República de las Letras

La ley es la ley

Hacen falta inspecciones y sanciones ejemplares, sí. Y que nadie nos venga con que se amenaza la creación de empleo

Lo de la precariedad laboral no es más que una fórmula, una frase hecha, un término coloquial, a los que tan aficionados somos en esta época, que nos facilita hablar del hecho inhumano de que un trabajador venda su capacidad de trabajo a cambio de un salario miserable. La mitad de la clase trabajadora española es precaria. Una criatura de veinte o treinta años, en la flor de la vida, quizá con estudios incluso superiores, tiene que emplearse de camarero a turno partido, quince horas diarias, por 800 euros, previa firma de un contrato de media jornada, que son cuatro horas al día. Eso es precariedad laboral. Pero ¿sólo precariedad laboral? De manera que un empresario le dice al Estado, a Hacienda sobre todo, que ha contratado a un muchacho a media jornada pero en realidad lo explota haciéndole trabajar, no cuatro, sino quince horas, y si el trabajador no corrobora esa mentira, ese fraude, con su firma, no lo contrata. Es decir, si exige el cumplimiento de la ley, no trabaja. A eso se le llama corrupción -no sólo fraude fiscal: corrupción-, pues LA LEY ES LA LEY, dijo Rajoy. Y las leyes se hacen para ser cumplidas. LA LEY ES IGUAL PARA TODOS, dijo Juan Carlos I. ¿Todas las leyes o sólo algunas? ¿Para todos o sólo para ciertas clases?

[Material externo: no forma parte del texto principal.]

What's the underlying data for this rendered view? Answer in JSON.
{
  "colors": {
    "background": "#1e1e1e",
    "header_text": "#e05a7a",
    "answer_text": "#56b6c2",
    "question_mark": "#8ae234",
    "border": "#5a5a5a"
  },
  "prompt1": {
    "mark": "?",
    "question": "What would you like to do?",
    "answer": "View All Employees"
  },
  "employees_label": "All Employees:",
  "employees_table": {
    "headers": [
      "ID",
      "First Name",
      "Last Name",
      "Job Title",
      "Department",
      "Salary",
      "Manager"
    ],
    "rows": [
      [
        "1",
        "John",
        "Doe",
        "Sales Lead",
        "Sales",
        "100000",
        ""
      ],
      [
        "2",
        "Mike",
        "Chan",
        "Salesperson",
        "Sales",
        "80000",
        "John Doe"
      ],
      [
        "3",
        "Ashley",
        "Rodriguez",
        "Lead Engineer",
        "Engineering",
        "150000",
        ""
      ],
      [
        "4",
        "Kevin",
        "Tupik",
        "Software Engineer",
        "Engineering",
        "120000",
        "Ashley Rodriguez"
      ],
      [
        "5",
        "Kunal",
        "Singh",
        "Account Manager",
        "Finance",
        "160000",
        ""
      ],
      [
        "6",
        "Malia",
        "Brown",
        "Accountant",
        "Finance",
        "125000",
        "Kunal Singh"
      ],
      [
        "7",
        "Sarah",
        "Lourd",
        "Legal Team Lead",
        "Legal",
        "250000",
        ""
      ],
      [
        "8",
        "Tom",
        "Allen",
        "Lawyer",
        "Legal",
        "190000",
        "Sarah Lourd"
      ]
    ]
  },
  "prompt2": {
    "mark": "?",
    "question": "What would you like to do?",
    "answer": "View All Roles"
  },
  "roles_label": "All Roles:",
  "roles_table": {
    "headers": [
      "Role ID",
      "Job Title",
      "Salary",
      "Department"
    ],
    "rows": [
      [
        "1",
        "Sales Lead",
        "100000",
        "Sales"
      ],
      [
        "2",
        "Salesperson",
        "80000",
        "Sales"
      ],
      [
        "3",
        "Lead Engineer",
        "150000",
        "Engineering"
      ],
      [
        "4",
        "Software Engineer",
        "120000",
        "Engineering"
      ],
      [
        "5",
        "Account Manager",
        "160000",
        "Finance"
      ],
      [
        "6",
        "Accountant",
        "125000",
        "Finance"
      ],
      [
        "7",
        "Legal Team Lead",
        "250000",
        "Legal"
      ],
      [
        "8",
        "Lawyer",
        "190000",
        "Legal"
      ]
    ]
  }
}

Naturalmente, para que la ley se cumpla hace falta la fuerza coercitiva del Estado. En este caso, inspectores de trabajo. Pero en esto, como en la lucha contra el dinero negro o contra el fraude fiscal, ya se sabe que el Estado tiene que transigir, hacer la vista gorda, pues si pone a los inspectores que tiene -que no son pocos, se diga lo que se diga- a trabajar a cara de perro, tendrían que empapelar, sólo en Almería, a diez o doce empresas diarias cada uno. Y mientras, el trabajador pierde no sólo dinero, sino -y sobre todo- dignidad. Dignidad porque el maltrato salarial lleva fácilmente al maltrato personal. No son pocos los casos, incluso de empresas de mediana importancia, en que los trabajadores y trabajadoras prefieren despedirse antes que seguir aguantándole al jefe sus impertinencias y malos modos.

Hacen falta inspectores, inspecciones, sanciones ejemplares, sí. Y que nadie nos venga con que se amenaza la creación de empleo, pues no se puede supeditar el empleo a la corrupción, sea esta la que sea. Por una razón rajoyniana: LA LEY ES LA LEY.

Y hacen falta unos verdaderos sindicatos, no los que ahora hay. Buen verano.